でもオレはそいつに媚びるて喜んでもらうしかなくて、ただ、妹や母さんが生きてなくて良かったとだけ考えていた。
そんな中、溝近さんが計画したリゾート開発にそいつの事業がぶつかって、溝近さんはそいつの全てをブチ壊して、戦利品としてオレを手に入れたんだ。

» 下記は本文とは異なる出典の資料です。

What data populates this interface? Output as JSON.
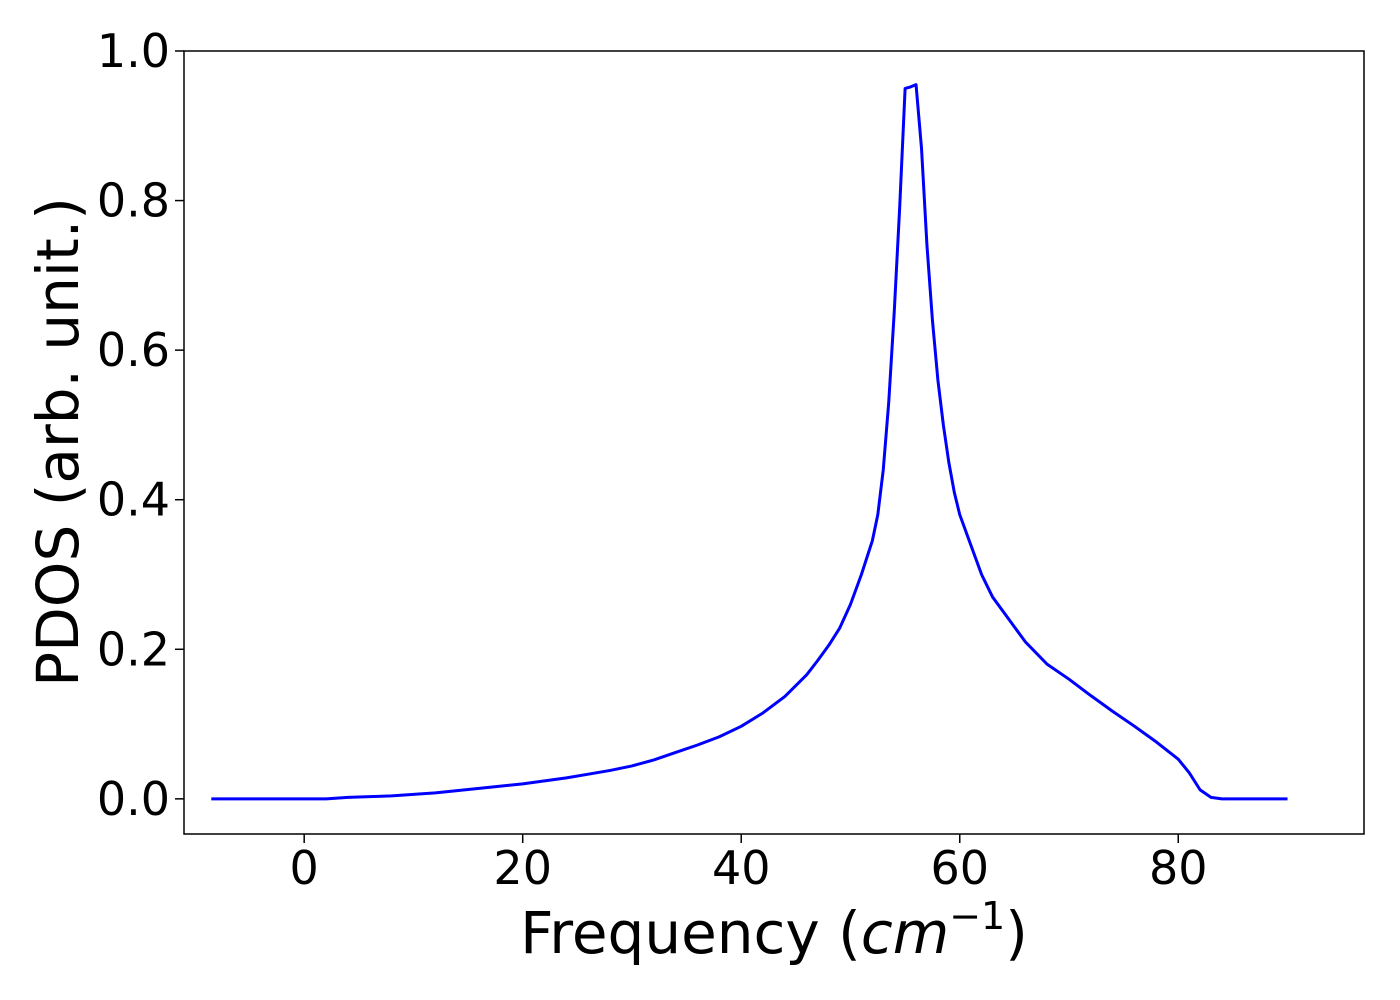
{
  "chart_data": {
    "type": "line",
    "title": "",
    "xlabel": "Frequency (cm⁻¹)",
    "xlabel_parts": {
      "prefix": "Frequency (",
      "unit_base": "cm",
      "unit_exp": "−1",
      "suffix": ")"
    },
    "ylabel": "PDOS (arb. unit.)",
    "xlim": [
      -11,
      97
    ],
    "ylim": [
      -0.047,
      1.0
    ],
    "xticks": [
      0,
      20,
      40,
      60,
      80
    ],
    "xtick_labels": [
      "0",
      "20",
      "40",
      "60",
      "80"
    ],
    "yticks": [
      0.0,
      0.2,
      0.4,
      0.6,
      0.8,
      1.0
    ],
    "ytick_labels": [
      "0.0",
      "0.2",
      "0.4",
      "0.6",
      "0.8",
      "1.0"
    ],
    "grid": false,
    "legend": "none",
    "line_color": "#0000ff",
    "series": [
      {
        "x": [
          -8.5,
          -4,
          0,
          2,
          4,
          6,
          8,
          10,
          12,
          14,
          16,
          18,
          20,
          22,
          24,
          26,
          28,
          30,
          32,
          34,
          36,
          38,
          40,
          42,
          44,
          46,
          47,
          48,
          49,
          50,
          51,
          52,
          52.5,
          53,
          53.5,
          54,
          54.5,
          55,
          55.5,
          56,
          56.5,
          57,
          57.5,
          58,
          58.5,
          59,
          59.5,
          60,
          61,
          62,
          63,
          64,
          65,
          66,
          68,
          70,
          72,
          74,
          76,
          78,
          80,
          81,
          82,
          83,
          84,
          86,
          88,
          90
        ],
        "y": [
          0.0,
          0.0,
          0.0,
          0.0,
          0.002,
          0.003,
          0.004,
          0.006,
          0.008,
          0.011,
          0.014,
          0.017,
          0.02,
          0.024,
          0.028,
          0.033,
          0.038,
          0.044,
          0.052,
          0.062,
          0.072,
          0.083,
          0.097,
          0.115,
          0.137,
          0.166,
          0.185,
          0.205,
          0.228,
          0.26,
          0.3,
          0.345,
          0.38,
          0.44,
          0.53,
          0.65,
          0.79,
          0.95,
          0.952,
          0.955,
          0.87,
          0.74,
          0.64,
          0.56,
          0.5,
          0.45,
          0.41,
          0.38,
          0.34,
          0.3,
          0.27,
          0.25,
          0.23,
          0.21,
          0.18,
          0.16,
          0.138,
          0.117,
          0.097,
          0.076,
          0.053,
          0.035,
          0.012,
          0.002,
          0.0,
          0.0,
          0.0,
          0.0
        ]
      }
    ]
  }
}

学校にも入れてくれて、時々、呼び出されたときに会えばいいくらい。
本当に溝近さんには感謝しても感謝しきれない。
でも、オレ、このままでは終わりたくない。
ちゃんと自分の足で生きていきたいんだ」
「うん」
紫朗はいちど口を閉ざすと、しばらく無言で歩いていたが、また、話し始めた。
「学校の敷地の端に、いま、新しい寮が建設されているの知っている?」
「駐車場の向こう? なんか工事しているみたいだけど、寮なの? ずいぶん立派そう」
「葵が、さっき部屋に居ただろ? あの気障で厭味ったらしいヤツ、あいつが香紀をそそのかして建てさせたんだ。
香紀はあのひと――理事長の息子。
来年には入学するんだけど、理事長の座も一緒に引き継ぐらしい。
さすがに香紀をみなと一緒の寮には居させられないって、名目で新しい寮をつくるんだ。
葵はあの寮、丸ごと娼館にするつもりだ。
アイツも過去に色々あった、紺良の血族。
溝近さんともいろいろ因縁があったらしいけど、今のところ手を組んでいる。
年内には完成するって。
その時にはオレもそっちの寮に移るから」
忍は立ち止った。
手が、紫朗の手のひらからすっぽりと抜ける。
急に山の冷気が足元から立ち上ってきた。
藤枝紫朗は白い歯を見せて、笑った。
「だから、部屋、もう片付けなくていいよ。
それと今までありがとう」
忍の頭は真っ白になった。
姉や兄との別れは、もうとうに覚悟をしていたこと。
でも、紫朗とは、少なくとも卒業までは一緒に居られると思っていた。
「ぼく、ぼくもその寮には入れない?」
「言ったろ、娼館だって。
アンタには無理だって。その必要もない」
藤枝紫朗は肩をすくめて笑って、手を伸ばしてきた。
「ぼく……。
ぼく、藤枝くんと一緒に居たいんだ。
一緒に居させて、せめても卒業まで」
藤枝紫朗の貌から表情が消えた。
差し出していた手を引く。
「ぼく、藤枝くんのことが好き」
「ごめん、アンタの気持ちには応えられない」
紫朗は視線を落とすと、忍に背を向けて歩きだした。